I had it happen to me and my 722k, but also, my recordings were missing. An unplug reset resolved the issue.


----------



## Ray [email protected] Network (Dec 28, 2010)

If you scroll down, it is item 6 on the list. Thanks.



cinistur said:


> This started yesterday. Only external drive users would know if it's missing or not.
> *BEFORE YESTERDAY*
> Press DVR once=DISH On Demand, Press DVR twice=My Recordings, Press DVR a third time=Multimedia
> *AFTER YESTERDAY*
> Something screwy happened to My Media placement at the top of My Recordings page. It's not there anymore. It used to sit atop the list of recorded programs. If one were to press the DVR button three times in a row you could access My Media except if a recording was in progress. Then you would have to press the down button to highlight My Media, then press select. Either way it was the most direct route in achieving your external drive's recorded programs. Now you have to take more steps to get to the same page. Has anyone else who has an external drive attached to their ViP722k seen the same thing happen to them? Missing My Media at the top of My Recordings page. Spoke with three agents at Dish, 2 didn't have external drives, one did but doesn't know of any problem at the time of our conversation.


----------



## cinistur (May 15, 2012)

I tried a hard reboot without success. I still have my first DVR from Dish in '01, the Dish Player-PVR501. Quite familiar with isolation exercises. I'm trying to find out whether or not anyone else has the same issue as mine. Does anyone have an external drive connected to a ViP722k? PC app shortcuts are there to save time and movement. That's all I'm looking for since this started a couple of days ago. Do you know of any updates that would prevent My Media to go missing from the top of My Recordings page? Scrolling down to item 6 is getting away from a desired shortcut. Pressing DVR 3 times in a row is far easier than what you are suggesting. I get there without lifting my thumb. What could be simpler than that? From the day I added my external drive which was a long time I've been able to use my method without any change.


----------



## TBoneit (Jul 27, 2006)

You don't have to scroll down as I remember it just press the number 6 on the remote.


----------



## mtsmagic (Jul 6, 2011)

Also on 3/25, my external HD vanished. Not just the "my media" vanishing from menu, but listing showing "no device attached to USB." I checked and all looked fine. Power cycling the 722 did not fix anything. Power cycling the HDD solved the problem.


----------



## tampa8 (Mar 30, 2002)

Did someone do a sort on the list?


----------



## bnborg (Jun 3, 2005)

I just had this happen today on my 722K, L750.

Turn off the EHD and turn it on. Play with the connections. Hot plug the EHD.

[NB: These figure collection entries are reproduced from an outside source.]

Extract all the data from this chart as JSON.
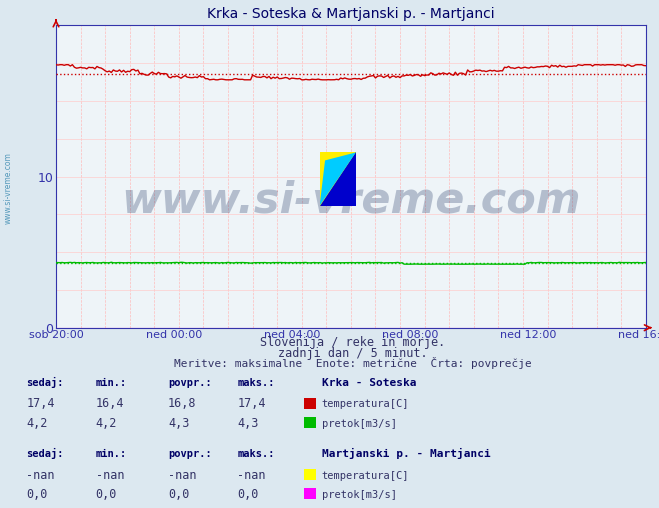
{
  "title": "Krka - Soteska & Martjanski p. - Martjanci",
  "bg_color": "#dce8f0",
  "plot_bg_color": "#eef4f8",
  "ylim": [
    0,
    20
  ],
  "yticks": [
    0,
    10
  ],
  "xlabel_ticks": [
    "sob 20:00",
    "ned 00:00",
    "ned 04:00",
    "ned 08:00",
    "ned 12:00",
    "ned 16:00"
  ],
  "subtitle1": "Slovenija / reke in morje.",
  "subtitle2": "zadnji dan / 5 minut.",
  "subtitle3": "Meritve: maksimalne  Enote: metrične  Črta: povprečje",
  "krka_temp_avg": 16.8,
  "krka_temp_min": 16.4,
  "krka_temp_max": 17.4,
  "krka_temp_sedaj": 17.4,
  "krka_pretok_avg": 4.3,
  "krka_pretok_min": 4.2,
  "krka_pretok_max": 4.3,
  "krka_pretok_sedaj": 4.2,
  "color_krka_temp": "#cc0000",
  "color_krka_pretok": "#00bb00",
  "color_martj_temp": "#ffff00",
  "color_martj_pretok": "#ff00ff",
  "color_axis": "#3333aa",
  "color_text_dark": "#000066",
  "color_text_mid": "#333366",
  "color_grid_v": "#ffbbbb",
  "color_grid_h": "#ffcccc",
  "watermark_text": "www.si-vreme.com",
  "watermark_color": "#1a3060",
  "watermark_alpha": 0.28,
  "sidebar_text": "www.si-vreme.com",
  "sidebar_color": "#5599bb",
  "arrow_color": "#cc0000",
  "n_points": 289,
  "temp_base": 16.8,
  "pretok_base": 4.25
}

Eventually it will be recognized.


----------



## TBoneit (Jul 27, 2006)

My EHDs are not powered up unless I plan to use it to save wear and tear.

This is also how I use them on the computer.


----------



## bnborg (Jun 3, 2005)

I use bare drives and a SATA to USB docking station.

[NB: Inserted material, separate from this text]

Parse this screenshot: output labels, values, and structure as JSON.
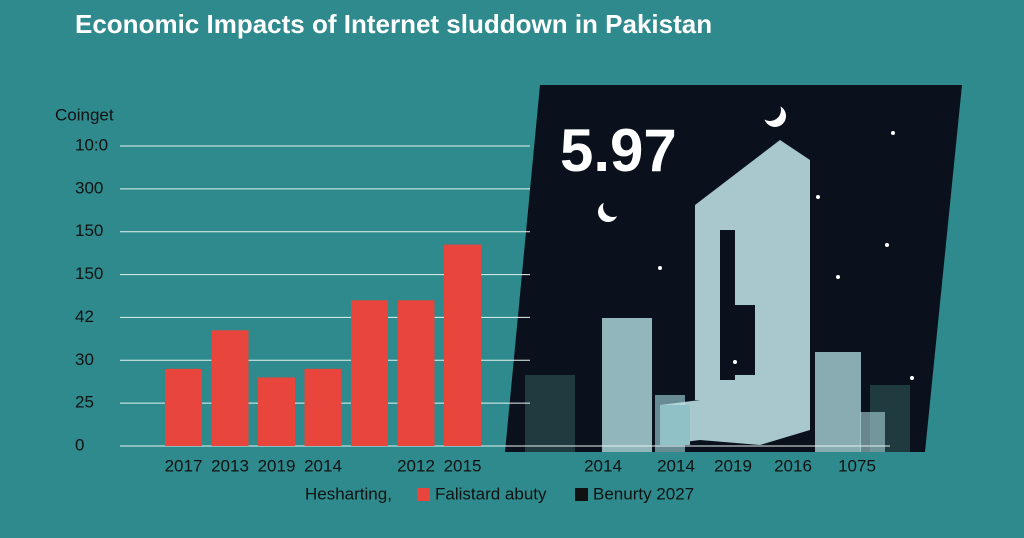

Once in a great while the DVR seems to stumble when I turn on the docking station. Usually, just turning it off, waiting a few minutes and turning it back on brings it back. 

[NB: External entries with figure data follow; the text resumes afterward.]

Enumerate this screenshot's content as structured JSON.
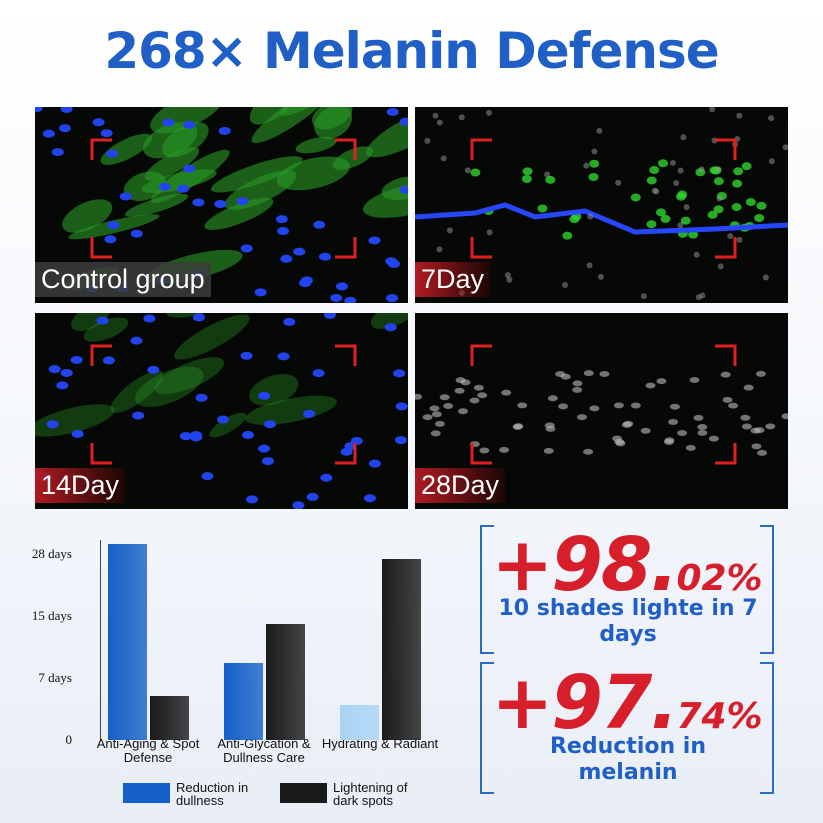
{
  "title": "268× Melanin Defense",
  "panels": [
    {
      "label": "Control group"
    },
    {
      "label": "7Day"
    },
    {
      "label": "14Day"
    },
    {
      "label": "28Day"
    }
  ],
  "chart_data": {
    "type": "bar",
    "categories": [
      "Anti-Aging & Spot Defense",
      "Anti-Glycation & Dullness Care",
      "Hydrating & Radiant"
    ],
    "series": [
      {
        "name": "Reduction in dullness",
        "color": "#1560c8",
        "colors": [
          "#1560c8",
          "#1560c8",
          "#a9d4f5"
        ],
        "values": [
          30,
          9,
          4
        ]
      },
      {
        "name": "Lightening of dark spots",
        "color": "#1a1a1a",
        "values": [
          5,
          14,
          27
        ]
      }
    ],
    "ylim": [
      0,
      31
    ],
    "yticks": [
      0,
      {
        "value": 7,
        "label": "7 days"
      },
      {
        "value": 15,
        "label": "15 days"
      },
      {
        "value": 28,
        "label": "28 days"
      }
    ]
  },
  "stats": [
    {
      "big": "+98.",
      "small": "02%",
      "caption": "10 shades lighte in 7 days"
    },
    {
      "big": "+97.",
      "small": "74%",
      "caption": "Reduction in melanin"
    }
  ]
}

When that doesnt work, I pull the bare drive from the interface and plug it back in, while the docking station is powered up. This works surprisingly well. Note the SATA interface is designed with support for hot plugging.


----------



## TBoneit (Jul 27, 2006)

bnborg said:


> I use bare drives and a SATA to USB docking station.
> 
> Once in a great while the DVR seems to stumble when I turn on the docking station. Usually, just turning it off, waiting a few minutes and turning it back on brings it back.
> 
> When that doesn't work, I pull the bare drive from the interface and plug it back in, while the docking station is powered up. This works surprisingly well. Note the SATA interface is designed with support for hot plugging.


The interface is designed for hot docking. This does not mean that it is good for a spinning drive to be pulled out. There is always the chance of damaging it when it is running.

IN a server for instance when you are pulling a bad drive for replacement you don't really care if you damage it.


----------